Niall Douglas said...

I don't personally find Tobin Taxes all that progressive: a progressive tax is one which aids and helps society, and simply raising extra money for the government is not helping society, it's helping government which is not the same thing.

A FAR better way of achieving what Tobin Taxes wish to achieve is to reduce the number of large trades on *real* things such as stocks or shares to no more than one per day e.g. you could only buy or sell FCOJ (Frozen Concentrated Orange Juice) or shares in AIB at midday each day. For real things society does not need more than one trade per day - the market gets cleared and everyone is happy, particularly because temporal volatility is essentially eliminated.

However no such trading restrictions ought to exist on meta trading i.e. derivatives of real things such as futures, options and collaterised bundles etc. Those you can trade a million times a second if you so wish.

How does this help? Companies - indeed society itself - experience large costs in raising capital due to market volatility, so debt looks cheaper and certainly easier and thus we get speculative bubbles. Restricting trades to once per day fixes this. However market efficiency is unimpaired because the derivatives still allocate market potential ideally.

Most importantly of all though, now the casino is kept separate from investment. Morally this is a far better solution than a flat transaction tax which is indiscriminate and amoral.

Cheers,
Niall

SlĂ­ Eile said...

Check out Gordon Brown's gordian knot on a Tobin Tax in an article in today's FR:

http://www.ft.com/cms/s/0/594673f2-cba8-11de-924d-00144feabdc0.html

and John Gibbon's provocative piece in the IT last week (Tax on speculative trading a great way to raise billions):
http://www.irishtimes.com/newspaper/opinion/2009/1105/1224258097488.html

For data on the known scale of financial transactions into and out of this small isle see latest CSO estimates at

http://www.cso.ie/releasespublications/documents/economy/current/reshold.pdf

To be effective a Tobin Tax would need to be implemented together by key States globally - and the proceeds channelled into developing countries plus new green technologies. It is a goal worth struggling for even though IMF and others are against. Wonder why? A bit moral leadership from this State would help especially if we met our 0.7% aid target (Sweden was above 0.9% of GDP in 2007).

Nat O`Connor said...

To add to Niall's point: I listened to a documentary on BBC radio that described the supercomputer networks that can make up to 400,000 trades per second! In other words, they permit 'casino' traders to buy and sell and buy again in seconds. They can maximise their profits, while driving smaller operators out of business. Yet they are not doing what the market was intended to do in terms of supplying capital to businesses. It is also a far cry from shareholders taking a real interest in the companies they own.

Niall Douglas said...

Nat: Oh it goes far further than just this! Even within Neo-Classical theory there is the wonderful concept of "interdeterminacy" which is a limited conceptualisation of chaos theory.

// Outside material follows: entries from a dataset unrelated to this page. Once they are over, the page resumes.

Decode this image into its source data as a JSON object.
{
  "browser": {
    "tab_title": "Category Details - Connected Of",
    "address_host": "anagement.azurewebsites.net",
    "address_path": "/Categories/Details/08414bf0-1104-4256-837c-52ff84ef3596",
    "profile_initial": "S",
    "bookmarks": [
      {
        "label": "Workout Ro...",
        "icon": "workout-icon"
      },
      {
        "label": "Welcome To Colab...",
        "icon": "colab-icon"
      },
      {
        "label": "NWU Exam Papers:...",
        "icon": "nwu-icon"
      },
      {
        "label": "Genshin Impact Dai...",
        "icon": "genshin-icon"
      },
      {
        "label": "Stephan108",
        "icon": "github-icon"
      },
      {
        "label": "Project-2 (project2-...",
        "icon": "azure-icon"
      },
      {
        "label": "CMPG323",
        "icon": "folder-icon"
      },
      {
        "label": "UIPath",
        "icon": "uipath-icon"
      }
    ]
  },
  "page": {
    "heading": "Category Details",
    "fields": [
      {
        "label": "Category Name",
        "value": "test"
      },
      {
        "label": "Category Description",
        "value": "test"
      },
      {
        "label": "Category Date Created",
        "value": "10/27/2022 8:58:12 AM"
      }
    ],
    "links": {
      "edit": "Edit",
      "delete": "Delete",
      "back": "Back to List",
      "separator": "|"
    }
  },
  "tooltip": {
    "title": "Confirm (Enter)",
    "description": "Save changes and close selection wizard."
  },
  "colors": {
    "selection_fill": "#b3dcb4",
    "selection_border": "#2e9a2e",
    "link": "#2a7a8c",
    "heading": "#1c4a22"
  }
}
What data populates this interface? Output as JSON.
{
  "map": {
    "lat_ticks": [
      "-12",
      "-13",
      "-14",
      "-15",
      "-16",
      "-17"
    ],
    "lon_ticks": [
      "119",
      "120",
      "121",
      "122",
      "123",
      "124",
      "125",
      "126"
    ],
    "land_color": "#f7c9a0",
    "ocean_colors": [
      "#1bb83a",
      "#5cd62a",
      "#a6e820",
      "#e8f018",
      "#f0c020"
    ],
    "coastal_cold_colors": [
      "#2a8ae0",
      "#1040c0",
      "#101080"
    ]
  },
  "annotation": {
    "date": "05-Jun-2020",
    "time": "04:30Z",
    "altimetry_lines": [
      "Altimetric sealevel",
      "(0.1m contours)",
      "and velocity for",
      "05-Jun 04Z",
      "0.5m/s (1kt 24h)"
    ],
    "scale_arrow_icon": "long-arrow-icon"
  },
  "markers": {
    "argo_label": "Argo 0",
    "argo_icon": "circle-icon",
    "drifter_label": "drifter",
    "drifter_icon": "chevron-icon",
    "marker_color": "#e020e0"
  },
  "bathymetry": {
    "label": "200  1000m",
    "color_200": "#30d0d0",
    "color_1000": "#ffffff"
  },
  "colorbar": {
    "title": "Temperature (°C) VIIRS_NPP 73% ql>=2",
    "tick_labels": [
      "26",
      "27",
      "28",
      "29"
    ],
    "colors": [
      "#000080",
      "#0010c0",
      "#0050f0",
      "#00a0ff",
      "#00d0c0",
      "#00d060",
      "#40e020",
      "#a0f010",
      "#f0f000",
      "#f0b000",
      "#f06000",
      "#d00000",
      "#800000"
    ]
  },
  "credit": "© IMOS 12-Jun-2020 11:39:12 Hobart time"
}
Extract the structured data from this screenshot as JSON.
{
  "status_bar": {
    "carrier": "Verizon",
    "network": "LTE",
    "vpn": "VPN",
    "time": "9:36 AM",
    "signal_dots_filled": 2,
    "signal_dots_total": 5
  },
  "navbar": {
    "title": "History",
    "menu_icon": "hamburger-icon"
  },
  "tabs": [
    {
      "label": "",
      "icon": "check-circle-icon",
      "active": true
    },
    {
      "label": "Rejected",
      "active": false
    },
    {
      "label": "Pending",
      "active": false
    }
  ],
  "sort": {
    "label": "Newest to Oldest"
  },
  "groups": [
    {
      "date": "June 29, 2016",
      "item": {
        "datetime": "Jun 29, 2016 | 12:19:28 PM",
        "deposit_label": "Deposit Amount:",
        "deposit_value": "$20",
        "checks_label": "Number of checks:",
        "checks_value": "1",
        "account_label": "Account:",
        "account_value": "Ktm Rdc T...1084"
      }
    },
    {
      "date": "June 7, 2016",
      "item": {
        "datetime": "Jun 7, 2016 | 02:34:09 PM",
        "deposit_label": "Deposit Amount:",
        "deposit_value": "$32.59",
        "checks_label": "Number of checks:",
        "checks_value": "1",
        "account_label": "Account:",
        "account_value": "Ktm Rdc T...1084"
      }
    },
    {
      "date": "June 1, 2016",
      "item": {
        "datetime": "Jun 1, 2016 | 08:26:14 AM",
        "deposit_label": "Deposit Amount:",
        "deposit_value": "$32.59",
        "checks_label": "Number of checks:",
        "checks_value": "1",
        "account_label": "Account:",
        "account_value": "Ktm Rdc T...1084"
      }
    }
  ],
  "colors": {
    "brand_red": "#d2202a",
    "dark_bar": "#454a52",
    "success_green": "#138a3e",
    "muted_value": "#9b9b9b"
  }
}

Now according to chaos theory - and very ample empirical suppport - is that when you distend an autopoetic system, the system both remembers and reacts, and lots of little distensions are very much like biting flies: the cumulative effect is to build up an unstable internal pressure which is not obvious from the outside. If left to continue, the system will unpredictably undertake a rapid movement into a new attractor which we see as the boom & bust cycle.

If financial markets are allowed to continue to make rapid trades, that in which they trade will experience increasingly violent peturbations. I don't see much worry for this in derivatives as they are entirely reliant on their fundamentals for profit and therefore they can't wander off too far. However it is a VERY different matter for commodities and capital where volatility is not only bad for future planning, but sudden unexpected shifts literally kill people through starvation.

The purpose of civilisation is mutual protection and the succour of the unfortunate. If we fail in this, we have failed morally.